Using VFX voodoo to raise people from the dead is not a new trick. Mustang famously managed to digitally resurrect Steve McQueen in a TV ad all the way back in 2007. However, it’s only recently where the tech has become scary good. The likes of a digital Paul Walker being used after the actor passed away midway through filming Furious 7 and Peter Cushing and a young Carrie Fisher showing up in Rogue One: A Star Wars Story really pushed these CGI effects forward.
Deepfakes are where things really stepped up though. These AI-created vids that “combine and superimpose existing images and videos onto source images or videos using a machine learning technique known as generative adversarial network” are being used to seamlessly replace real-life actors with digital ones. Want to know what it would have been like if Tom Selleck had accepted the role of Indiana Jones instead of turning it down and letting it go to Harrison Ford? Well, we can see that now. Nearly flawlessly.
And now all of that tech is going to be brought together to bring back a Hollywood icon whose life was tragically cut short. According to a report from THR, production house Magic City Films will use CGI to recreate James Dean to star in a brand new Vietnam War drama titled Finding Jack. Adapted from Gareth Crocker’s novel of the same name, the film is based on the true story of more than 10,000 military service dogs who were abandoned at the of the Vietnam War. It’s described as “an emotional journey about friendship and love under desperate circumstances”. One of the co-leads of the story is a character named Rogan, which producer Anton Ernst was perfect for the late Dean.
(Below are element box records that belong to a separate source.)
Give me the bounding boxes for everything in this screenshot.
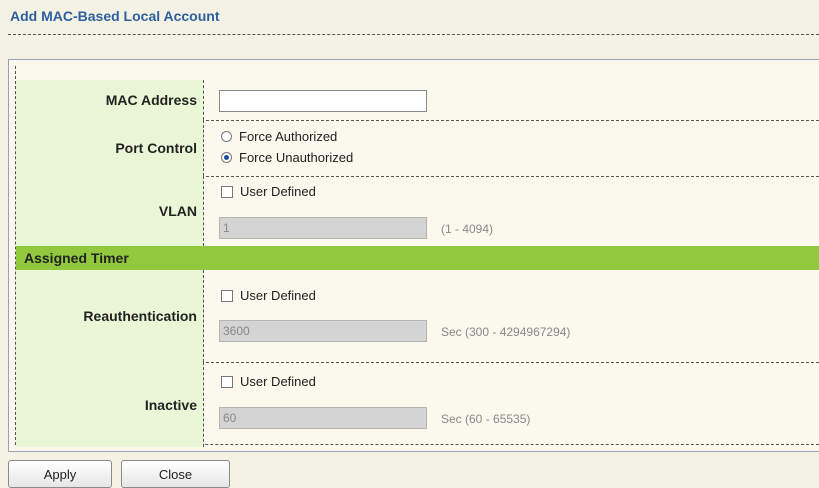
apply-button[interactable]: Apply [8, 460, 112, 488]
vlan-user-defined-label: User Defined [240, 184, 316, 199]
close-button[interactable]: Close [121, 460, 230, 488]
mac-address-input[interactable] [219, 90, 427, 112]
vlan-label: VLAN [16, 176, 204, 246]
port-control-row: Port Control Force Authorized Force Unau… [16, 120, 819, 177]
force-unauthorized-option[interactable]: Force Unauthorized [221, 150, 353, 165]
vlan-row: VLAN User Defined (1 - 4094) [16, 176, 819, 246]
reauth-user-defined-label: User Defined [240, 288, 316, 303]
reauthentication-label: Reauthentication [16, 270, 204, 362]
force-unauthorized-radio[interactable] [221, 152, 232, 163]
inactive-user-defined-label: User Defined [240, 374, 316, 389]
vlan-range: (1 - 4094) [441, 222, 494, 236]
force-authorized-radio[interactable] [221, 131, 232, 142]
mac-address-label: MAC Address [16, 80, 204, 120]
vlan-user-defined-option[interactable]: User Defined [221, 184, 316, 199]
vlan-user-defined-checkbox[interactable] [221, 185, 233, 198]
inactive-range: Sec (60 - 65535) [441, 412, 531, 426]
reauth-user-defined-option[interactable]: User Defined [221, 288, 316, 303]
force-unauthorized-label: Force Unauthorized [239, 150, 354, 165]
inactive-user-defined-option[interactable]: User Defined [221, 374, 316, 389]
vlan-input[interactable] [219, 217, 427, 239]
inactive-input[interactable] [219, 407, 427, 429]
page-title: Add MAC-Based Local Account [10, 8, 220, 24]
mac-address-row: MAC Address [16, 80, 819, 121]
force-authorized-label: Force Authorized [239, 129, 338, 144]
reauthentication-input[interactable] [219, 320, 427, 342]
reauthentication-row: Reauthentication User Defined Sec (300 -… [16, 270, 819, 363]
port-control-label: Port Control [16, 120, 204, 176]
inactive-user-defined-checkbox[interactable] [221, 375, 233, 388]
reauthentication-range: Sec (300 - 4294967294) [441, 325, 571, 339]
force-authorized-option[interactable]: Force Authorized [221, 129, 337, 144]
title-divider [8, 34, 819, 35]
assigned-timer-header: Assigned Timer [16, 246, 819, 270]
account-form: MAC Address Port Control Force Authorize… [8, 59, 819, 452]
form-table: MAC Address Port Control Force Authorize… [15, 66, 819, 447]
reauth-user-defined-checkbox[interactable] [221, 289, 233, 302]
inactive-row: Inactive User Defined Sec (60 - 65535) [16, 362, 819, 447]
inactive-label: Inactive [16, 362, 204, 447]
We feel very honored that his family supports us and will take every precaution to ensure that his legacy as one of the most epic film stars to date is kept firmly intact. The family views this as his fourth movie, a movie he never got to make. We do not intend to let his fans down.
Dean had been one of Hollywood’s hottest actors after starring in films like Rebel Without a Cause, East of Eden, and Giant. However, his flame was snuffed out prematurely when he died in a car accident in 1955. He was just 24 years old at the time. Now Canadian VFX company Imagine Engine will be teaming up with our very own South African VFX company MOI Worldwide to create a “full body” CGI version of Dean using existing videos and footage similar to how deepfakes work. Another unnamed actor will be providing his voice.
If Finding Jack is a success (both technically and commercially), then chances are we’re going to be seeing a lot more of this. Mark Roesler, CEO of CMG Worldwide, the talent agency that represents Dean’s estate as well as those of over 1,700 other celebrities living and passed on, minced no words in saying that “This opens up a whole new opportunity for many of our clients who are no longer with us.”
Ernst added to this by revealing that it’s not just Hollywood celebs that are potentially being looked at. We could be seeing something a lot closer to home even.
Our partners in South Africa are very excited about this, as this technology would also be employed down the line to re-create historical icons such as Nelson Mandela to tell stories of cultural heritage significance.
I will admit that I’m torn on this. On the one hand, I’m always in favour of never again seeing bad makeup jobs and poor impersonations to bring people to life on-screen. In that regard, this technology is a boon. However, we’ve seen this done nearly flawless through the power of nothing but sensational acting. On top of that, digitally recreating the performance of an actor is not the same as that actor actually performing, no matter how many archived videos and images you use. We don’t know what type of thespian choices an actor would have made had they actually portrayed a role themselves, and it feels… wrong to have some Hollywood suits decide that for them.
We seemingly won’t have too long to wait to see if this grand experiment pays off as Finding Jack is set to go into production in just over a week with the aim being to have it ready for release on Veterans Day on 11 November 2020. That is not a lot of time for something like this, so I’ll be keeping an eye on this.